Serikat pekerja atau serikat buruh perlu memperjuangkan pemeriksaan kesehatan sebagai hak normatif yang fundamental. Untuk memastikan jaminan perlindungan kesehatan mental dan kesehatan pada umumnya bagi pekerja, maka serikat buruh harus mendorongnya dalam perjanjian kerja bersama (PKB). Sebagai bagian dari hak atas tempat kerja yang sehat dan aman, seorang pekerja harus memiliki akses untuk berbicara dengan supervisor atau dokter ditempat kerja mereka mengenai kekhawatiran yang mereka amati dan rasakan seputar kerja berlebihan dan dampaknya terhadap kesehatan emosional dan fisik mereka.

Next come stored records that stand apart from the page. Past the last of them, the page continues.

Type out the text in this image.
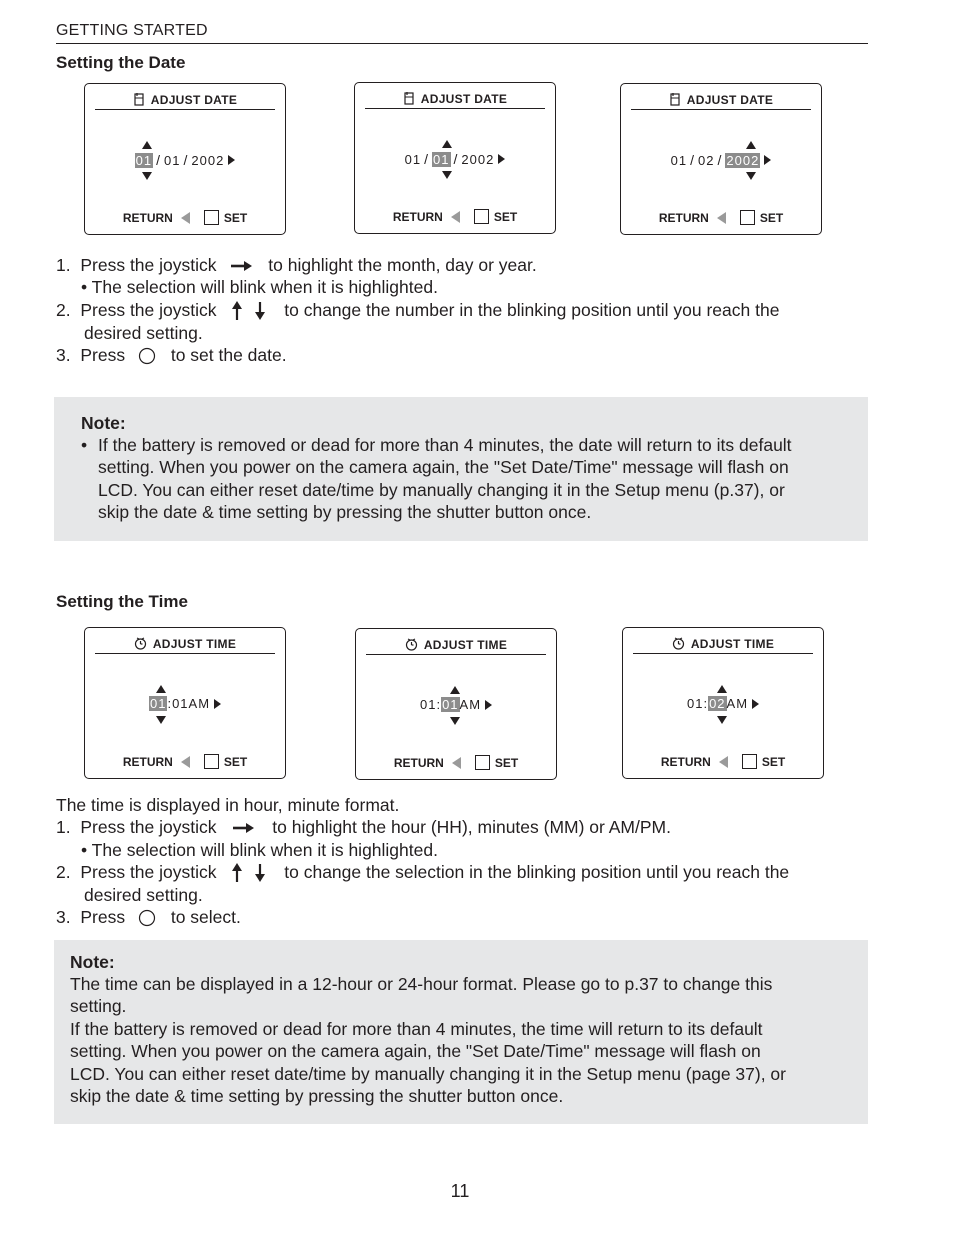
GETTING STARTED
Setting the Date
ADJUST DATE
01 / 01 / 2002
RETURN	SET
ADJUST DATE
01 / 01 / 2002
RETURN	SET
ADJUST DATE
01 / 02 / 2002
RETURN	SET
1. Press the joystick	to highlight the month, day or year.
• The selection will blink when it is highlighted.
2. Press the joystick	to change the number in the blinking position until you reach the
desired setting.
3. Press	to set the date.
Note:
• If the battery is removed or dead for more than 4 minutes, the date will return to its default
setting. When you power on the camera again, the "Set Date/Time" message will flash on
LCD. You can either reset date/time by manually changing it in the Setup menu (p.37), or
skip the date & time setting by pressing the shutter button once.
Setting the Time
ADJUST TIME
01 : 01 AM
RETURN	SET
ADJUST TIME
01 : 01 AM
RETURN	SET
ADJUST TIME
01 : 02 AM
RETURN	SET
The time is displayed in hour, minute format.
1. Press the joystick	to highlight the hour (HH), minutes (MM) or AM/PM.
• The selection will blink when it is highlighted.
2. Press the joystick	to change the selection in the blinking position until you reach the
desired setting.
3. Press	to select.
Note:
The time can be displayed in a 12-hour or 24-hour format. Please go to p.37 to change this
setting.
If the battery is removed or dead for more than 4 minutes, the time will return to its default
setting. When you power on the camera again, the "Set Date/Time" message will flash on
LCD. You can either reset date/time by manually changing it in the Setup menu (page 37), or
skip the date & time setting by pressing the shutter button once.
11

Bagi para pekerja dan serikat buruh, perlindungan atas jam kerja yang sehat ataupun hak atas cuti seringkali menemui tantangan yang berat. Relasi kuasa yang timpang ditempat kerja, kerentanan atas kepastian kerja, upah yang layak dan kebebasan berorganisasi, menjadikan para pekerja sulit untuk mendapatkan hak tersebut. Namun jika dilihat kebelakang, kelahiran peringatan mayday atau hari buruh internasional pada satu Mei yang saat ini telah menjadi hari libur nasional juga dilandasi oleh tuntutan jam kerja yang sehat. Gerakan mayday bukan sekedar berawal dari tuntutan atas upah yang layak. 8 jam kerja dalam tuntutan utama perjuangan para buruh sejak lama. Hak atas para buruh untuk bekerja dengan jam kerja yang sehat dan tidak eksploitatif merupakan bagian dari pengakuan bahwa buruh berhak atas keselamatan dan kesehatan kerja, pengakuan atas hak asasi manusia.